CAH is an inherited disorder involving malfunctioning adrenal glands that requires lifelong treatment. In girls with severe cases, the disorder can cause ambiguous genitalia, including the development of a penis even though these babies usually have a uterus and ovaries. However, the disorder has also been the subject of recent, highly publicized debate because some doctors propose treating pregnant women who know they are at risk for having a child with CAH with the steroid dexamethasone in order to reduce the risk of masculinized genitalia in girls and, a few researcher say, later predisposition to being lesbian.

In the new guidelines, experts say prenatal treatment is experimental, should take place only as part of clinical trials governed by Institutional Review Boards and only in “centers of excellence” that have expertise with the treatment. The panel criticized as inadequate the few studies on the treatment’s risks and benefits. They noted, however, that “the groups advocating and performing prenatal treatment appear to agree that it is effective in reducing and often eliminating virilization of female fetal genitalia and that the success rate is about 80% to 85%.”
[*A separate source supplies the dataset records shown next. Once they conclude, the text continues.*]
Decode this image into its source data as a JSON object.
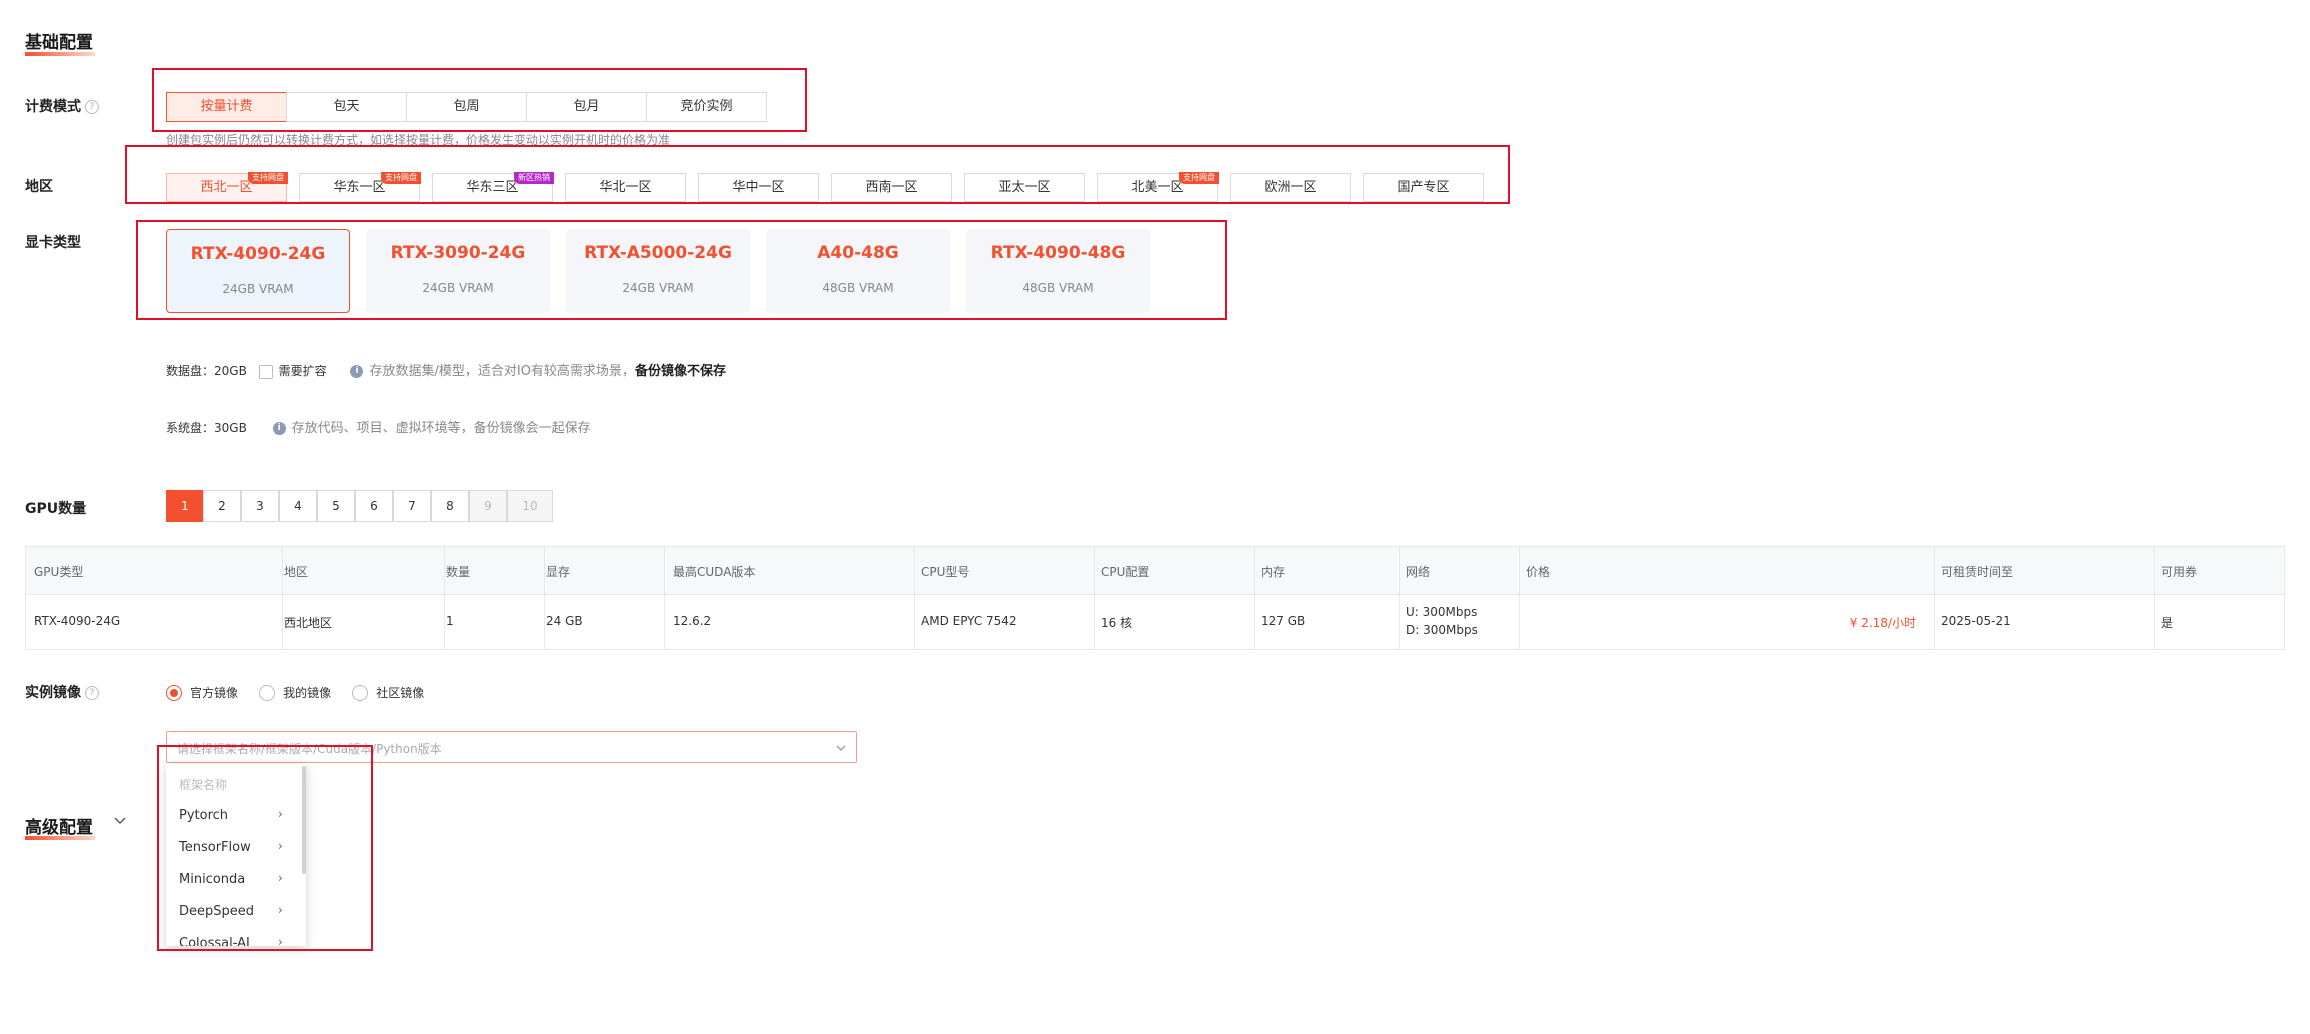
{
  "basic": {
    "title": "基础配置"
  },
  "billing": {
    "label": "计费模式",
    "options": [
      "按量计费",
      "包天",
      "包周",
      "包月",
      "竞价实例"
    ],
    "note": "创建包实例后仍然可以转换计费方式，如选择按量计费，价格发生变动以实例开机时的价格为准"
  },
  "region": {
    "label": "地区",
    "options": [
      {
        "name": "西北一区",
        "tag": "支持网盘"
      },
      {
        "name": "华东一区",
        "tag": "支持网盘"
      },
      {
        "name": "华东三区",
        "tag": "新区热销"
      },
      {
        "name": "华北一区",
        "tag": ""
      },
      {
        "name": "华中一区",
        "tag": ""
      },
      {
        "name": "西南一区",
        "tag": ""
      },
      {
        "name": "亚太一区",
        "tag": ""
      },
      {
        "name": "北美一区",
        "tag": "支持网盘"
      },
      {
        "name": "欧洲一区",
        "tag": ""
      },
      {
        "name": "国产专区",
        "tag": ""
      }
    ]
  },
  "gpu_type": {
    "label": "显卡类型",
    "cards": [
      {
        "name": "RTX-4090-24G",
        "vram": "24GB VRAM"
      },
      {
        "name": "RTX-3090-24G",
        "vram": "24GB VRAM"
      },
      {
        "name": "RTX-A5000-24G",
        "vram": "24GB VRAM"
      },
      {
        "name": "A40-48G",
        "vram": "48GB VRAM"
      },
      {
        "name": "RTX-4090-48G",
        "vram": "48GB VRAM"
      }
    ]
  },
  "data_disk": {
    "label": "数据盘：20GB",
    "expand": "需要扩容",
    "note": "存放数据集/模型，适合对IO有较高需求场景，",
    "note_bold": "备份镜像不保存"
  },
  "sys_disk": {
    "label": "系统盘：30GB",
    "note": "存放代码、项目、虚拟环境等，备份镜像会一起保存"
  },
  "gpu_count": {
    "label": "GPU数量",
    "options": [
      "1",
      "2",
      "3",
      "4",
      "5",
      "6",
      "7",
      "8",
      "9",
      "10"
    ]
  },
  "table": {
    "headers": [
      "GPU类型",
      "地区",
      "数量",
      "显存",
      "最高CUDA版本",
      "CPU型号",
      "CPU配置",
      "内存",
      "网络",
      "价格",
      "可租赁时间至",
      "可用券"
    ],
    "row": {
      "gpu": "RTX-4090-24G",
      "region": "西北地区",
      "count": "1",
      "vram": "24 GB",
      "cuda": "12.6.2",
      "cpu_model": "AMD EPYC 7542",
      "cpu_cfg": "16 核",
      "memory": "127 GB",
      "net_up": "U: 300Mbps",
      "net_down": "D: 300Mbps",
      "price": "¥ 2.18",
      "price_unit": "/小时",
      "until": "2025-05-21",
      "coupon": "是"
    }
  },
  "image": {
    "label": "实例镜像",
    "options": [
      "官方镜像",
      "我的镜像",
      "社区镜像"
    ],
    "placeholder": "请选择框架名称/框架版本/Cuda版本/Python版本",
    "dropdown_header": "框架名称",
    "frameworks": [
      "Pytorch",
      "TensorFlow",
      "Miniconda",
      "DeepSpeed",
      "Colossal-AI"
    ]
  },
  "advanced": {
    "title": "高级配置"
  },
  "colors": {
    "accent": "#f2502e",
    "highlight_box": "#e0102a"
  }
}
The panel said, however, that it places a higher value on preventing unnecessary risks from prenatal dexamethasone exposure to the mother and baby and a lower value on “minimizing the emotional toll of ambiguous genitalia on parents and patients.” The guidelines appear in the September issue of the Journal of Clinical Endocrinology & Metabolism.

The issue is part of a larger controversy about how to address ambiguous genital in newborns. Experts disagree about what kinds of surgeries should be conducted to correct physical problems and when those operations should take place. The new guidelines support early surgery for genital repair of severely virilized girls and warned against experimental therapies to promote growth or delay puberty.

Perhaps more important to families, a paper explaining a shared decision-making process for dealing with disorders of sexual development was published in the August issue of the Journal of Pediatric Endocrinology & Metabolism. The paper notes that there is no standard approach or best practice for doctors and families to follow when a child is born with ambiguous genitalia.